X
Tech

Why are people so worried about Vista boot times?

Ed Bott has done some really good work getting to the bottom of Windows Vista startup times on a number of different systems. The conclusions are pretty much as I expected - bootup times depend on the system being tested. I've now got a question of my own - why are people so bothered by startup times anyway?
Written by Adrian Kingsley-Hughes, Senior Contributing Editor

Ed Bott has done some really good work getting to the bottom of Windows Vista startup times on a number of different systems.  The conclusions are pretty much as I expected - bootup times depend on the system being tested.  I've now got a question of my own - why are people so bothered by startup times anyway?

Think about it.  How many times a day do you boot up your PC?  If you do this activity more than two or three times a day on a regular basis then you're not making proper use of the features that your PC offers, such as hibernate or sleep.  Trying to measure stability is as useless a metric as boot time. My systems can go for days, and sometimes weeks, without a reboot, being hibernated/put to sleep at the end of the day or during any big breaks in the work day.  In fact, I like the hibernate feature a lot because it lets me shut my systems down yet leave my work open.  Next time I restart the system, all my apps and documents are open and waiting for me.

Even if I did need to reboot my system a few times a day, I don't think that I'd be all that worried about boot times unless they were really long (+3 minutes) or my system was really unstable and needed rebooting several times a day.  In either case, there's a problem somewhere that needs to be solved.  If the system only takes a few seconds or a couple of minutes to boot up then I'm really not worried about the effect that the lost time will have on my productivity. 

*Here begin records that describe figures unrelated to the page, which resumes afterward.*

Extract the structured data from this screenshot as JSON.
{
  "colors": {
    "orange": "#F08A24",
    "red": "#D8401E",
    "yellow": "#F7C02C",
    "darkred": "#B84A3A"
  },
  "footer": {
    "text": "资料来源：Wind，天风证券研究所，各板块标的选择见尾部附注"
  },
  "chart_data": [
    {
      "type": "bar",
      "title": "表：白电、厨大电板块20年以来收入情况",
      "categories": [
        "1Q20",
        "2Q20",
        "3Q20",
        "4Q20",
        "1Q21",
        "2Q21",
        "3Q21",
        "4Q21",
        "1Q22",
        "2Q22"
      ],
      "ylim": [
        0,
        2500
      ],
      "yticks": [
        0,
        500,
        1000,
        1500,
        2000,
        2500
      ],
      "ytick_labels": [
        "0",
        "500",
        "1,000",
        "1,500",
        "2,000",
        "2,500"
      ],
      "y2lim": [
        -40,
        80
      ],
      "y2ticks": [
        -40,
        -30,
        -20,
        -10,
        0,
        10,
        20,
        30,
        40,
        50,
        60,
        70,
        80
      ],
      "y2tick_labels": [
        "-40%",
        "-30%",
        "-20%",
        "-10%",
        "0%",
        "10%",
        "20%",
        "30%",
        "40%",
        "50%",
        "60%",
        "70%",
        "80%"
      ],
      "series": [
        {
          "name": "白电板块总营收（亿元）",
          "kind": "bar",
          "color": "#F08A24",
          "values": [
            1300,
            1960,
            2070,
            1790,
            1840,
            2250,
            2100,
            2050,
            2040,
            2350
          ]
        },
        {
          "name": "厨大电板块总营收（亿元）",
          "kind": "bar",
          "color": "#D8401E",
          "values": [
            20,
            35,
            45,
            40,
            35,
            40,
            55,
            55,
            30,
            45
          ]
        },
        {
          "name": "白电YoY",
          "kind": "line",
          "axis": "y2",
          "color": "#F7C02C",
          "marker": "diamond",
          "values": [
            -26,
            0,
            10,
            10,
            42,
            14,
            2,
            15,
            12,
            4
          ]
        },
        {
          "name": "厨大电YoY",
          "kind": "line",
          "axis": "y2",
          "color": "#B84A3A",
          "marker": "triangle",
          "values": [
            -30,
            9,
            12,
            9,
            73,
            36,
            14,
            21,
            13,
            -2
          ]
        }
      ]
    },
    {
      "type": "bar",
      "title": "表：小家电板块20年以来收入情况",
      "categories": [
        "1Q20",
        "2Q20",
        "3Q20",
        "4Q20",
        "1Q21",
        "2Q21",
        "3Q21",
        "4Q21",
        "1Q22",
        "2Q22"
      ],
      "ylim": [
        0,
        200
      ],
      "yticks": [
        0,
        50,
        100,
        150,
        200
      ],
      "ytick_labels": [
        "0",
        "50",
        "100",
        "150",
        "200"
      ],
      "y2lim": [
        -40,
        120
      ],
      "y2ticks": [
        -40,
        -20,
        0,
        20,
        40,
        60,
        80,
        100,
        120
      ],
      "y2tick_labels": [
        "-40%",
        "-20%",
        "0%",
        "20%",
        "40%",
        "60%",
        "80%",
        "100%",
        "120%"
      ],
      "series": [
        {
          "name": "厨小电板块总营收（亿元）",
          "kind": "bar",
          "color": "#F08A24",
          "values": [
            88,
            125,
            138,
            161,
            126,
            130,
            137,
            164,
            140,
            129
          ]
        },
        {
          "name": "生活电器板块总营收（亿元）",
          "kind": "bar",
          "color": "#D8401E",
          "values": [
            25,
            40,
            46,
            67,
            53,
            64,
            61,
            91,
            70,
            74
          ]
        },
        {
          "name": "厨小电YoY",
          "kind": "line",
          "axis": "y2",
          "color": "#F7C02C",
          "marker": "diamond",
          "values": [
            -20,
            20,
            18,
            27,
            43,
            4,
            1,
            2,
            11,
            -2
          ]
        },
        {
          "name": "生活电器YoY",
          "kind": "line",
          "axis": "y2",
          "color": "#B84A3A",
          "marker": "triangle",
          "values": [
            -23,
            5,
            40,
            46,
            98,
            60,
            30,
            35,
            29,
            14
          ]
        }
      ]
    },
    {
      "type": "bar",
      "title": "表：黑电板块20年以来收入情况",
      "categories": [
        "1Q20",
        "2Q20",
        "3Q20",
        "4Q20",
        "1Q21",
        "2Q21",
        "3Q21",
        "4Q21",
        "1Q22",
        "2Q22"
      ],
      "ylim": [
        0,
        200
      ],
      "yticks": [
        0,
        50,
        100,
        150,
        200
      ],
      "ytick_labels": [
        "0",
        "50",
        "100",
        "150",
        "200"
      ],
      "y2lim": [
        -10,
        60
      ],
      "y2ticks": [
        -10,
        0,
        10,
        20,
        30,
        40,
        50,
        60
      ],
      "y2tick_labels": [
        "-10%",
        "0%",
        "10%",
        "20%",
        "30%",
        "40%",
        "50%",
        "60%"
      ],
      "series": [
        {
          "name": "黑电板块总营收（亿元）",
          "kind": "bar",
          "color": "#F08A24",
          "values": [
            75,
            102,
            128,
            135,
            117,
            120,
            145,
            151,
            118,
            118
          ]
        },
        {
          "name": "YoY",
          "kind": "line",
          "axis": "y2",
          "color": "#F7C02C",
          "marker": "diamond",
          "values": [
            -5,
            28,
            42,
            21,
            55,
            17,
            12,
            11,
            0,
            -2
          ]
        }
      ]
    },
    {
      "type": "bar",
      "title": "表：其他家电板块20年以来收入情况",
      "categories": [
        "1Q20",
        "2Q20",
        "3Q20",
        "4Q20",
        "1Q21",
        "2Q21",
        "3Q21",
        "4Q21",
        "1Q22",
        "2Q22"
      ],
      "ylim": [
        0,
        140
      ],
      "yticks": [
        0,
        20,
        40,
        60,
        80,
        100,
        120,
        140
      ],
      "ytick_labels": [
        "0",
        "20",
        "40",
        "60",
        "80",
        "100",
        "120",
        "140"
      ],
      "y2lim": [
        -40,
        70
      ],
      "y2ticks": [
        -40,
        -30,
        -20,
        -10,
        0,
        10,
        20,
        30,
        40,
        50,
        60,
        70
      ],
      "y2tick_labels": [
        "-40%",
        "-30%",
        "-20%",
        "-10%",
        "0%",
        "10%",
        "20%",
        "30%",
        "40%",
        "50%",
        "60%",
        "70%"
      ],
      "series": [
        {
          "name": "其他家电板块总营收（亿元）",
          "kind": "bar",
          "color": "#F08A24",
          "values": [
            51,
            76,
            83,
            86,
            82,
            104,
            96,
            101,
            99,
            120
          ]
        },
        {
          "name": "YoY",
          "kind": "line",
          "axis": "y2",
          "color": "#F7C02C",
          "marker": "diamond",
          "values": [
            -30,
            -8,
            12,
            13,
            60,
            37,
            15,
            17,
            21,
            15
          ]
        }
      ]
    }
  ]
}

To me, boot time metrics are nothing more than useless information (sorry Ed!).  It's a snapshot of how the system behaves at a particular point in time and isn't fixed in any way unless you do nothing with the system (and even then, performance can still be adversely affected by updates that come in automatically).  Once you have a load of applications installed, deciding to do all sorts of things at startup (from scanning files for malware to checking with the mother ship for updates) then all metrics go out of the window and all bets are off.  I've seen stable systems with boot times that were under a minute slow to a snail's pace over the course of a single reboot.  The cause is usually some update that's come in and been applied and it can be really tricky (as well as frustrating) to solve the problem and return the system to its previous performance.  This decay over time is the main reason why I'm a big fan of making an image of your system after you've set if up so you can roll back your system to this clean state whenever it starts to feel unenthusiastic.

Sudden changes in boot times are usually quite noticeable, but what usually happens in that boot times grow slowly over time.  You start off with a PC with a fresh install of Windows on it and it feels nice and fast (hopefully - if it doesn't then you're in serious trouble and things are only going to get worse, no matter how much you trash your system trying to speed it up).  You then install security software and performance takes a hit.  Install some big apps like Office and boot times take another nose-dive.  I've seen boot times increase by over 100% over the course of setting up a new PC.  It's actually quite depressing to watch.  But as long as you don't need to reboot all that often and your PC is reasonably stable and you're able to use hibernate or sleep, then it's not really a major problem.

A trap that a lot of people fall into is thinking that an upgrade to a newer version of a piece of software will speed things up.  The marketing hyperbole might mention "improved performance" or make some similar claim, but back in the real world where you and I live, I rarely see this work out.  If you've PC has problems running XP, going up to Vista is unlikely to be the answer.  If your system is sluggish running, say, Photoshop CS2, CS3 isn't going to be the magic speed bullet you've been waiting for.  If the company couldn't write tight code last time, what makes you think they can do it now?  Similarly, registry cleaners and memory booster software isn't going to bring that smile back to your face.  If your PC is struggling, ignore the hype and snake oil and save the money you were going to spend on software and put it towards new hardware.

As Ed quite rightly points out, slow boot up isn't an issue confined to Windows Vista.  It's an issue that can affect almost any operating system.  Anyone who thinks that these issues are new to Vista hasn't been around PCs for that long.

Trying to measure stability is also just as useless a metric as boot time.  Just as I've seen two functionally identical PCs have wildly different boot times, I've seen identical PCs have wildly different levels of stability.  This is why I'm always skeptical about PC reviews.  You have to put the review (along with any associated benchmark) in the context of other similar reviews, discard reviews that follow different methodologies (even slight differences can have a huge impact on results), and then take everything you read with a pinch of salt and expect your real-world experiences to be different from what the reviews led you to expect.

Thoughts?  What metrics are important to you?  Is is boot time or something else?